Jupiter and Saturn as Spectral Analogs for Extrasolar Gas Giants and Brown Dwarfs

TL;DR

This paper provides empirical spectra of Jupiter and Saturn to serve as ground truth for interpreting direct imaging spectra of exoplanets and brown dwarfs, accounting for variability and ring effects.

Contribution

It offers disk-integrated spectra of Jupiter and Saturn, along with end member spectra, to improve the analysis of exoplanet and brown dwarf observations.

Findings

Disk-integrated spectra cover a wide phase range.

End member spectra help interpret spectral variability.
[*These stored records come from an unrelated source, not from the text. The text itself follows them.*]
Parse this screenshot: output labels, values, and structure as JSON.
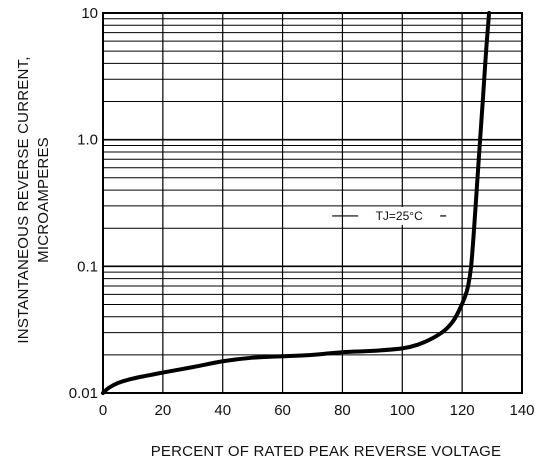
{
  "chart_data": {
    "type": "line",
    "xlabel": "PERCENT OF RATED PEAK REVERSE VOLTAGE",
    "ylabel": [
      "INSTANTANEOUS REVERSE CURRENT,",
      "MICROAMPERES"
    ],
    "xlim": [
      0,
      140
    ],
    "ylim": [
      0.01,
      10
    ],
    "yscale": "log",
    "x_ticks": [
      0,
      20,
      40,
      60,
      80,
      100,
      120,
      140
    ],
    "x_tick_labels": [
      "0",
      "20",
      "40",
      "60",
      "80",
      "100",
      "120",
      "140"
    ],
    "y_ticks": [
      0.01,
      0.1,
      1,
      10
    ],
    "y_tick_labels": [
      "0.01",
      "0.1",
      "1.0",
      "10"
    ],
    "grid": true,
    "annotation": {
      "text": "TJ=25°C",
      "x": 114,
      "y": 0.25
    },
    "series": [
      {
        "color": "#000000",
        "x": [
          0,
          2,
          5,
          10,
          20,
          30,
          40,
          50,
          60,
          70,
          80,
          90,
          100,
          105,
          110,
          114,
          117,
          119,
          121,
          122,
          123,
          124,
          125,
          126,
          127,
          128,
          129
        ],
        "y": [
          0.01,
          0.011,
          0.012,
          0.013,
          0.0145,
          0.016,
          0.0178,
          0.019,
          0.0195,
          0.02,
          0.021,
          0.0215,
          0.0225,
          0.024,
          0.027,
          0.031,
          0.037,
          0.045,
          0.058,
          0.07,
          0.1,
          0.2,
          0.45,
          1.0,
          2.2,
          5.0,
          10.0
        ]
      }
    ]
  }
}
Saturn's rings significantly influence spectral signatures.

Abstract

With the advent of direct imaging spectroscopy, the number of spectra from brown dwarfs and extrasolar gas giants is growing rapidly. Many brown dwarfs and extrasolar gas giants exhibit spectroscopic and photometric variability, which is likely the result of weather patterns. However, for the foreseeable future, point-source observations will be the only viable method to extract brown dwarf and exoplanet spectra. Models have been able to reproduce the observed variability, but ground truth observations are required to verify their results. To that end, we provide visual and near-infrared spectra of Jupiter and Saturn obtained from the \emph{Cassini} VIMS instrument. We disk-integrate the VIMS spectral cubes to simulate the spectra of Jupiter and Saturn as if they were directly imaged exoplanets or brown dwarfs. We present six empirical disk-integrated spectra for both Jupiter and Saturn with phase coverage of $1.7^\circ$ to $133.5^\circ$ and $39.6^\circ$ to $110.2^\circ$, respectively. To understand the constituents of these disk-integrated spectra, we also provide end member (single feature) spectra for permutations of illumination and cloud density, as well as for Saturn's rings. In tandem, these disk-integrated and end member spectra provide the ground truth needed to analyze point source spectra from extrasolar gas giants and brown dwarfs. Lastly, we discuss the impact that icy rings, such as Saturn's, have on disk-integrated spectra and consider the feasibility of inferring the presence of rings from direct imaging spectra.